There's also a host of other issues with it, like reducing genetic variety because everyone grows the same genetic strain of a crop, etc. We are rapidly losing our genetic diversity of foods we eat, and this isn't helping.

So that's my hot take on it. I'm not against it, but I'm against it.

Jarl_Ace2 karma

Hi Keith! I've been watching a few of your videos for a while, and been really inspired by what you do. I'd like to do something similar myself some day, but can't see myself doing it full-time. You mentioned that you still work a full-time job. How much time do you spend working on your forest?

Suuperdad2 karma

Every minute I am not working or at kids sports, or watching TV/board games with them at night. Seriously, it has consumed my life and outside of this AMA and responding to comments on youtube and making videos, I'm outside planting.

I would say overall probably 30 to 40 hours a week. Probably longer, the weekend I usually pull 12 to 16 hour days planting trees, getting woodchips, manure, composting, etc. I find it really fun.

But as far as how much time you need to do this, you really don't need much time at all. You can set up a guild over a few hours on a weekend... water and baby it a bit during the first month. Then the long term maintenance of a system like this can be just a few hours to harvest and a few hours in like March to prune. It can be as little as like 10 hours a year.

That's the best part... once you set this up, and do it correctly, then it will actually do what nature does all on it's own. Grow and replicate.

I_Boomer2 karma

What different types of trees do you plant and how do you decide to mix them in? Do you ever do any 'guerilla planting' (planting trees in stealth on other properties) or is this all on your land? Good job and thanks!!

Suuperdad6 karma

In the OP I posted a link to a video about planting in parks, gas stations, schools, hockey rinks, etc. But in that same video I talk about how we can do tremendous damage when we do the wrong things. So just a caution for anyone wanting to do guerilla gardening... it should be a passion that starts with a solid year or more of research before you do a single action.

As for what trees I have on my property, the list is pretty long. I have over 20 varieties of apples alone for example. Pears, peaches, paw paws, persimmons, fig, serviceberry, linden, mulberry, apricot, plum, cherry, oak, walnut, hazelnut, hazelbert, buartnut, hickory, maple, birch, cedar, sumac, elderberry, haskap, ... so many, that's probably about 1/10th of the stuff we have. Then once you get into the flowers and herbaceous layer - I could write 10 pages of stuff we have.

I don't neccessarily think diversity for diversity sake is a worthy pursuit, but having diversity is a really good idea. For example, a really late frost and snow (MAY) this year really hurt our apple and peach production, but we had tons and tons of strawberries, blackberries, raspberries, haskaps, goumi, gooseberry, etc.
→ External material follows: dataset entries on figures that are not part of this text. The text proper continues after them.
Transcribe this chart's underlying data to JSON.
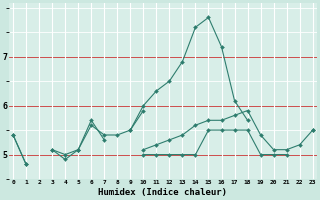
{
  "xlabel": "Humidex (Indice chaleur)",
  "ylabel": "",
  "x": [
    0,
    1,
    2,
    3,
    4,
    5,
    6,
    7,
    8,
    9,
    10,
    11,
    12,
    13,
    14,
    15,
    16,
    17,
    18,
    19,
    20,
    21,
    22,
    23
  ],
  "line1": [
    5.4,
    4.8,
    null,
    5.1,
    5.0,
    5.1,
    5.7,
    5.3,
    null,
    5.5,
    5.9,
    null,
    null,
    null,
    null,
    null,
    null,
    null,
    null,
    null,
    null,
    null,
    null,
    null
  ],
  "line2": [
    5.4,
    4.8,
    null,
    5.1,
    4.9,
    5.1,
    5.6,
    5.4,
    5.4,
    5.5,
    6.0,
    6.3,
    6.5,
    6.9,
    7.6,
    7.8,
    7.2,
    6.1,
    5.7,
    null,
    null,
    null,
    null,
    null
  ],
  "line3": [
    null,
    null,
    null,
    null,
    null,
    5.1,
    null,
    null,
    null,
    null,
    5.0,
    5.0,
    5.0,
    5.0,
    5.0,
    5.5,
    5.5,
    5.5,
    5.5,
    5.0,
    5.0,
    5.0,
    null,
    5.5
  ],
  "line4": [
    null,
    null,
    null,
    null,
    null,
    null,
    null,
    null,
    null,
    null,
    5.1,
    5.2,
    5.3,
    5.4,
    5.6,
    5.7,
    5.7,
    5.8,
    5.9,
    5.4,
    5.1,
    5.1,
    5.2,
    5.5
  ],
  "color": "#2e7d6e",
  "bg_color": "#cce8e0",
  "grid_color_major": "#ffffff",
  "grid_color_minor": "#dff0ec",
  "plot_bg": "#d8eee8",
  "red_line_color": "#cc3333",
  "ylim": [
    4.5,
    8.1
  ],
  "yticks": [
    5,
    6,
    7
  ],
  "xlim": [
    -0.3,
    23.3
  ]
}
A good variety of crops gives you tremendous resilience to weird weather events - which is going to be an increasingly big deal going forward.

Gadbwah1 karma

Do you realize grasslands have an important role in ecosystems as well?

Suuperdad8 karma

Extremely important. Infact Savannahs have some of the largest diversity of ecological life, and food production of all ecosystems.

There is nothing wrong with polyculture grasslands, prairies, etc. What we do wrong is creating monoculture sodgrass lawns that have almost zero function for nature, and are purely ornamental. We actually actively remove the useful components from them because we dislike how they look (dandelion, clover, creeping charlie, etc).